Indépendamment de ses fondements théoriques et de ses retentissements philosophiques, l’existentialisme mérite d’être considéré dans une perspective littéraire et même sociologique. Une des raisons de sa popularité est sans doute que cette philosophie de l’existence ne propose pas un système achevé. Elle formule plutôt un rapport au monde dont on pourra également trouver trace chez des penseurs anciens (Sénèque, saint Augustin, Pascal) ou chez des écrivains précurseurs tels que Dostoïevski ou Kafka, qui expriment la condition tragique de l’homme.

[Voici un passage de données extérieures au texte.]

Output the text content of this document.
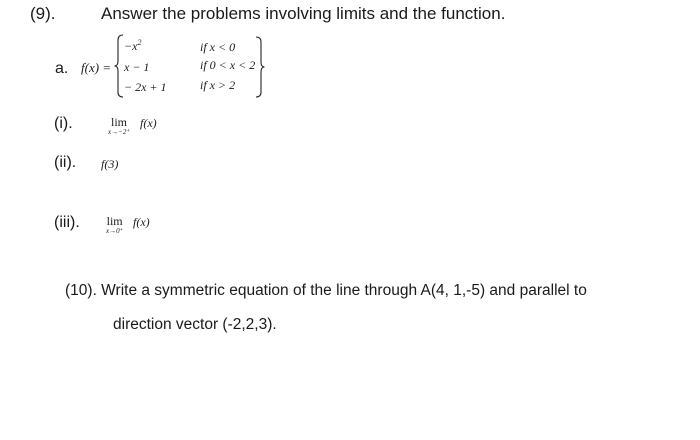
(9).	Answer the problems involving limits and the function.
a. f(x) =
$-x^2$
x − 1
− 2x + 1
if x < 0
if 0 < x < 2
if x > 2
(i).	lim
x→−2⁺
f(x)
(ii). f(3)
(iii). lim
x→0⁺
f(x)
(10). Write a symmetric equation of the line through A(4, 1,-5) and parallel to
direction vector (-2,2,3).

Apparue au cours de la décennie 1930-1940, la philosophie existentialiste puise à des sources très diverses : Kierkegaard, Nietzsche, Jaspers, Heidegger (qui aura une influence forte sur le Sartre de L’Être et le Néant, 1943), Emmanuel Lévinas, Maurice Merleau-Ponty et Jean Wahl, mais aussi, sur son versant catholique, Gabriel Marcel et Emmanuel Mounier. Elle va s’imposer au lendemain de la Seconde Guerre mondiale. L’épreuve de la guerre et des camps a fait vaciller en Europe les traditionnelles valeurs humanistes, remplacées par une interrogation sur le destin de l’homme et sur une relation au monde à refonder. Parallèlement, les promesses de renouveau portées par la Résistance en matière de vie collective et individuelle se heurtent au sentiment d’angoisse né de la douloureuse reconquête de la liberté.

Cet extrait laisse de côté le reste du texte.